Otherwise, let's go on to deploying it on Vercel. You can use any other platform that you like but I prefer using Vercel.
Deploying to Vercel
Now that we've validated that our email login works, let's deploy the project onto vercel. If you haven't already, create an account on Vercel and link it to your Github account.
Let's configure our email provider so that we send out emails from production and dev environments.
src/lib/auth.ts
import { PrismaAdapter } from "@next-auth/prisma-adapter";
import { PrismaClient } from "@prisma/client";
import NextAuth from "next-auth";
import EmailProvider from "next-auth/providers/email";
import { Client } from "postmark";
const prisma = new PrismaClient();
const devConfig = EmailProvider({
server: {
host: process.env.EMAIL_SERVER_HOST,
port: process.env.EMAIL_SERVER_PORT,
auth: {
user: process.env.EMAIL_SERVER_USER,
pass: process.env.EMAIL_SERVER_PASSWORD,
},
},
from: process.env.EMAIL_FROM,
});
const prodConfig = EmailProvider({
server: {
host: process.env.SMTP_HOST,
port: Number(process.env.SMTP_PORT),
auth: {
user: process.env.SMTP_USER,
pass: process.env.SMTP_PASSWORD,
},
},
from: process.env.SMTP_FROM,
sendVerificationRequest: async ({ identifier, url, provider }) => {
const postmarkClient = new Client(process.env.POSTMARK_API_TOKEN as string);
const result = await postmarkClient.sendEmailWithTemplate({
TemplateId: 31612989,
To: identifier,
From: process.env.SMTP_FROM as string,
TemplateModel: {
url,
},
Headers: [
{
// Set this to prevent Gmail from threading emails.

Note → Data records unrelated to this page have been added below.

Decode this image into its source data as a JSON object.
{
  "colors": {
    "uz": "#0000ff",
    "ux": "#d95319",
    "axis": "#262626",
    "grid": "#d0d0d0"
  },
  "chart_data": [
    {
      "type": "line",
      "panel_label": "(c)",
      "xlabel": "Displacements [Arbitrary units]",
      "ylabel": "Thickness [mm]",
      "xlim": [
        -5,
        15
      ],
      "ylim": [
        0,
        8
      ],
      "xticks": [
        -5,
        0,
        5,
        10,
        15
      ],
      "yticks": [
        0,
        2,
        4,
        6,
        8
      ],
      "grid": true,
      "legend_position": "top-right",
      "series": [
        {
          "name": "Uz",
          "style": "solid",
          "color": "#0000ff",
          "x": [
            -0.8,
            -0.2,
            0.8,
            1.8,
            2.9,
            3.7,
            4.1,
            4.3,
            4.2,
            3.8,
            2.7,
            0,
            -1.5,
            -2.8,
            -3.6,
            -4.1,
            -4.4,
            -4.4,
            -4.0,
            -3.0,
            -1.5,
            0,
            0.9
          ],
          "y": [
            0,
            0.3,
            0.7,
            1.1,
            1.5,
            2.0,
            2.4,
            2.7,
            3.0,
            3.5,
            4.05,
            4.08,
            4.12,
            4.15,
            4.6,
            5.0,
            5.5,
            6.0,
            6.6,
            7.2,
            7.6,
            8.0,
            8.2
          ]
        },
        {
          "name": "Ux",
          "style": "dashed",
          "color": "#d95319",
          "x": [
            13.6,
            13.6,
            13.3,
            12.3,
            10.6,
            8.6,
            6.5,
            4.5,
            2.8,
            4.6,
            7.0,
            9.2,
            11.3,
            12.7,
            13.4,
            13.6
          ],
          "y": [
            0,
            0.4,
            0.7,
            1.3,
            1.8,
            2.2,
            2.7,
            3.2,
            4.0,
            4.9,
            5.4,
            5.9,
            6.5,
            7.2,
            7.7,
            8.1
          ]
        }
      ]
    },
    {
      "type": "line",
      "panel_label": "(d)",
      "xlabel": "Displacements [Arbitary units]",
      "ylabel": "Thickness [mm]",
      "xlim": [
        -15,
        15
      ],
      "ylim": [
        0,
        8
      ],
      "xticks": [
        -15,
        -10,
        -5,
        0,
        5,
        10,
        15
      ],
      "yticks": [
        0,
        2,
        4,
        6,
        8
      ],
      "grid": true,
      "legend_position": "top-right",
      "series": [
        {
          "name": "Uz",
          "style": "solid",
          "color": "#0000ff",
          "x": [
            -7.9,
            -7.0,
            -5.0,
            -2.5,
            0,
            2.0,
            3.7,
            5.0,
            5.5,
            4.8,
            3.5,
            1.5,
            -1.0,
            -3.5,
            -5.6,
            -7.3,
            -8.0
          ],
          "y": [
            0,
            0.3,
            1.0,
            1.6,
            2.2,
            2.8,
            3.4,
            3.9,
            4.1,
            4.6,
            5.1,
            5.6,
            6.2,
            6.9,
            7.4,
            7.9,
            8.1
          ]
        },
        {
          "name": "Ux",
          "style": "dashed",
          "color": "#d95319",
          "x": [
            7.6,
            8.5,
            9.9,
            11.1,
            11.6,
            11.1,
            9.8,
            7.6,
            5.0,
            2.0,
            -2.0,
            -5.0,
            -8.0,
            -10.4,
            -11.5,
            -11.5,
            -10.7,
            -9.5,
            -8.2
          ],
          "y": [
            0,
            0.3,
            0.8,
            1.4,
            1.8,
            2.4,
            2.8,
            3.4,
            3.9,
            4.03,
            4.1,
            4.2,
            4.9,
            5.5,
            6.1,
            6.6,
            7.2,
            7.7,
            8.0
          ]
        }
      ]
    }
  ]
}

// See https://stackoverflow.com/questions/23434110/force-emails-not-to-be-grouped-into-conversations/25435722.
Name: "X-Entity-Ref-ID",
Value: new Date().getTime() + "",
},
],
});
if (result.ErrorCode) {
throw new Error(result.Message);
}
},
});
const emailProvider = process.env.VERCEL_ENV ? [prodConfig] : [devConfig];
export const authOptions = {
providers: [...emailProvider],
session: {
strategy: "jwt",
},
adapter: PrismaAdapter(prisma),
};
Now push up your repository and add the following environment variables.
Make sure to copy and paste the following environment variables from your .env
file into your Vercel environment variables.
# Prisma Requirement
DATABASE_URL=
# Next Auth Configuration
NEXTAUTH_SECRET=
# Prod Mail Box
POSTMARK_API_TOKEN=
SMTP_HOST=
SMTP_PORT=
SMTP_USER=
SMTP_PASSWORD=
SMTP_FROM=
Some important points to note
- You don't need to set
NEXTAUTH_URL
in your vercel deployment. It's automatically set - Emails will be sent using your baseURL as a prefix and the sign in links will work either way so no need to do any sort of strange configuration.